How to Restore a Deck on Your Own | Family Handyman

Also got an “object” in one of the code iterations:
inputs into the Supabase table:

This code worked:

import cheerio from "cheerio";

export default {
  async run(event) {
    const html = event.steps.custom_request.$return_value;
    const $ = cheerio.load(html);

    const title = $("title").text().trim();

    return {
      title,
    };
  },
};

Posted thread to Discourse: How can I efficiently extract "title", "description", and "image_url" from a webpage using Pipedream, Supabase, and Google Sheets?

for step #1
Step 1: Trigger on adding a URL to Google sheet
after testing and getting the desired results the Pipedream script is not updating with the new trigger item.
The new trigger item is adding a URL to a Google Sheet.
How can I clear the “cache” and/or refresh the script so that it processes the new URL that I enter

It sounds like you want the workflow to trigger when a new URL is added to a Google Sheet.
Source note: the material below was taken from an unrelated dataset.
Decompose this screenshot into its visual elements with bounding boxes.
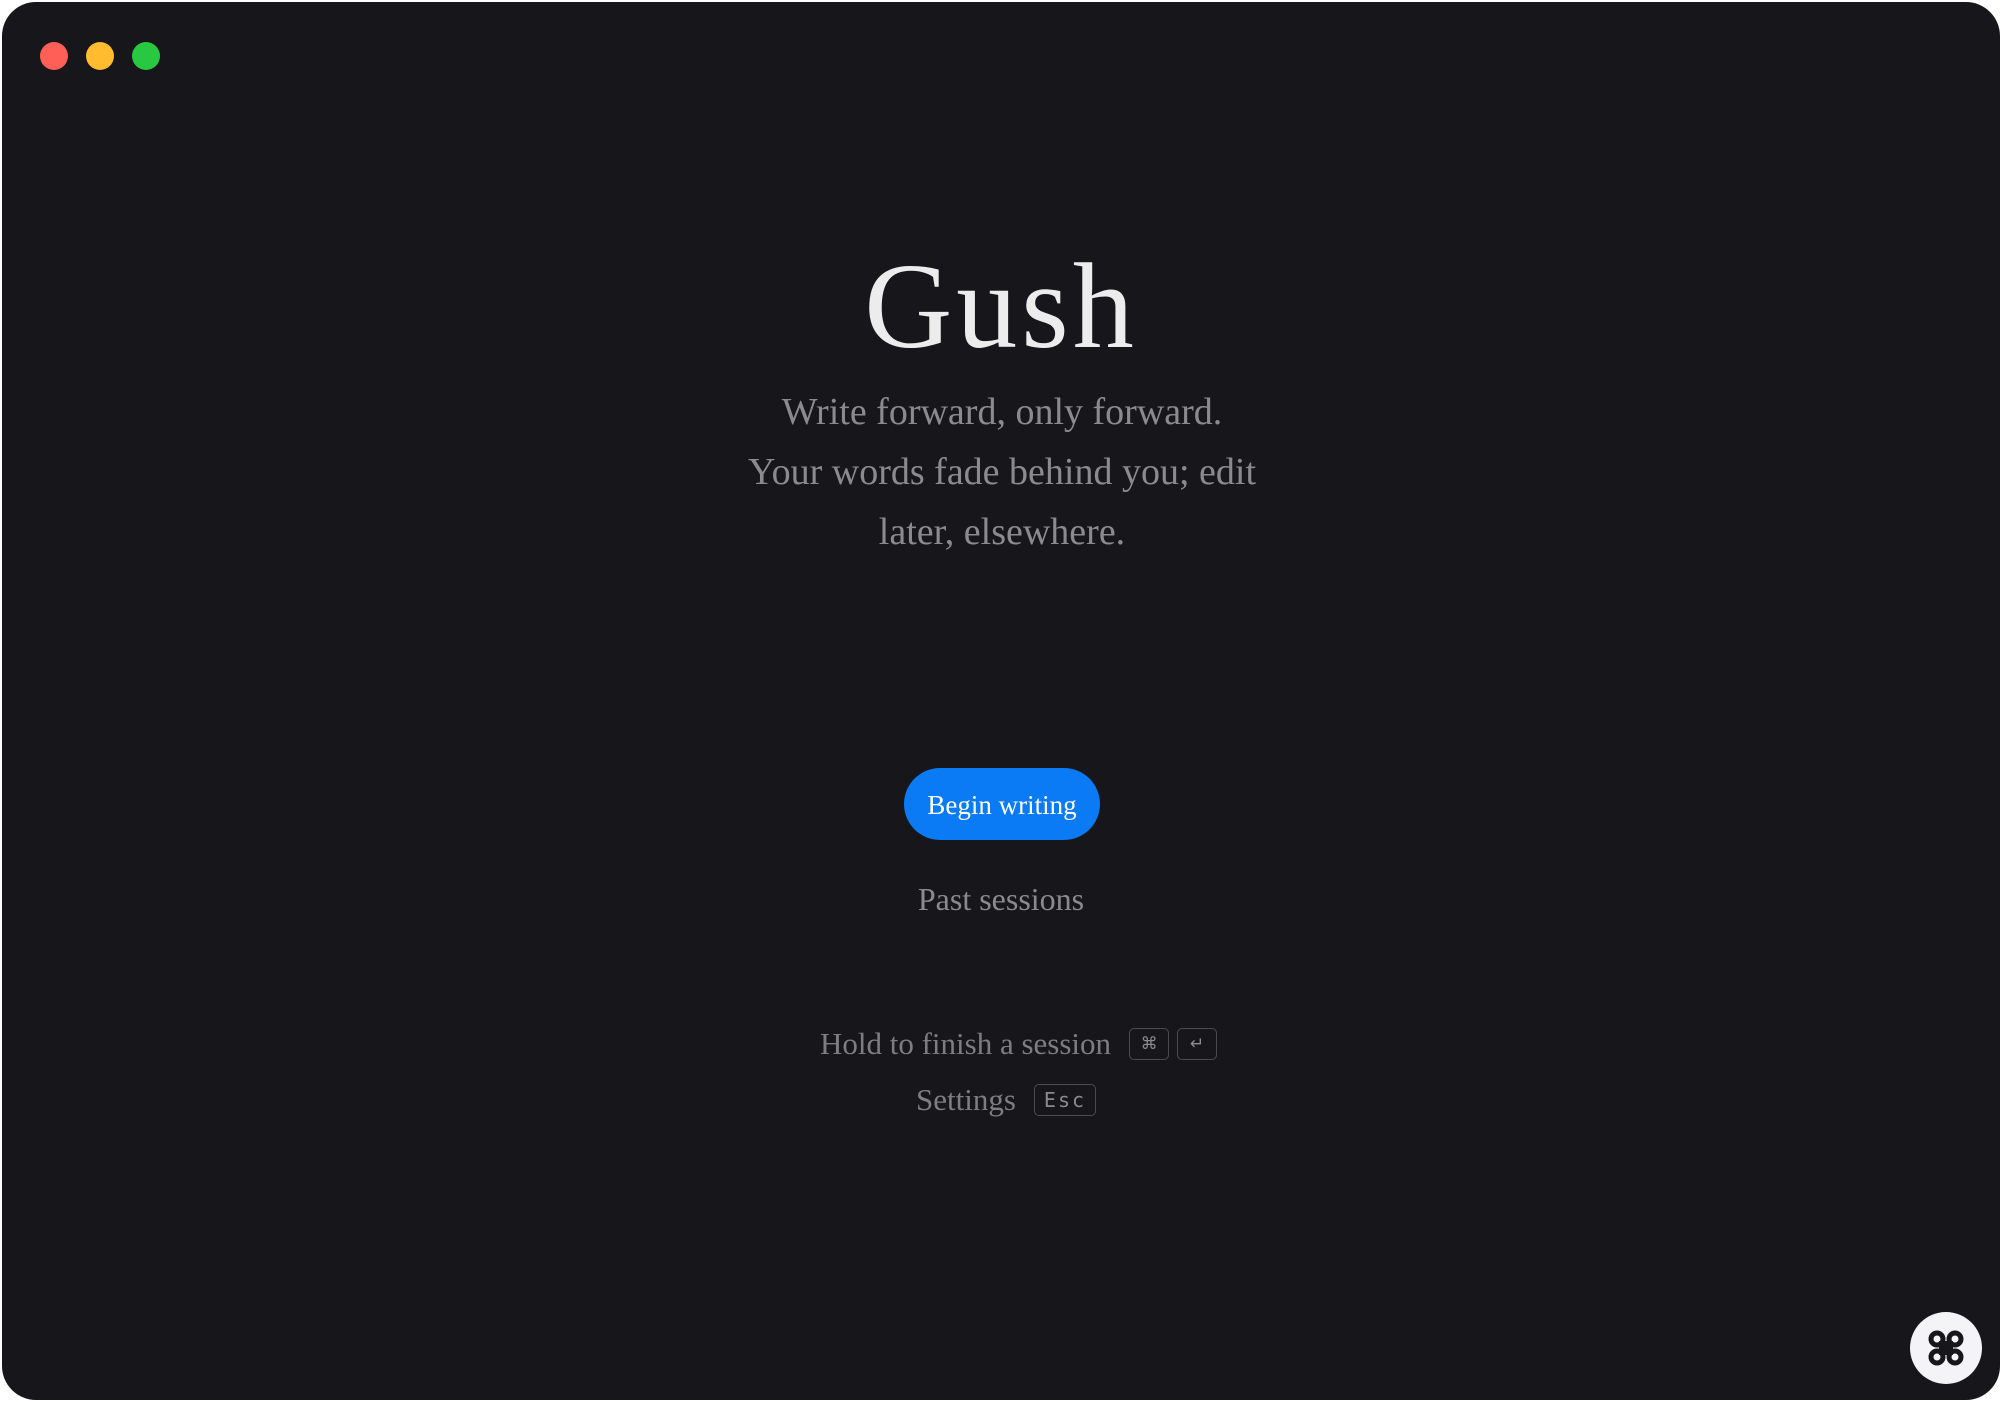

To achieve this, you can use the Google Sheets trigger “New Row” in your Pipedream workflow. Here’s how to set it up: 1. In your Pipedream workflow, add a new trigger by clicking on the “+” button next to the current trigger. 2. Search for the Google Sheets app in the trigger menu. 3. Select the “New Row” trigger. 4. Connect your Google Sheets account. 5. Choose the specific Google Sheet and the worksheet within it that you want to monitor for new rows. 6. Save the trigger. Now, whenever a new row is added to the specified Google Sheet, your workflow will be triggered. Make sure to remove or disable the previous trigger if you don’t want it to run anymore. If you still face issues, please provide more information about your workflow or visit https://pipedream.com/support for more support options.

the script won’t add new URL, it is stuck with a prior reference when I run it.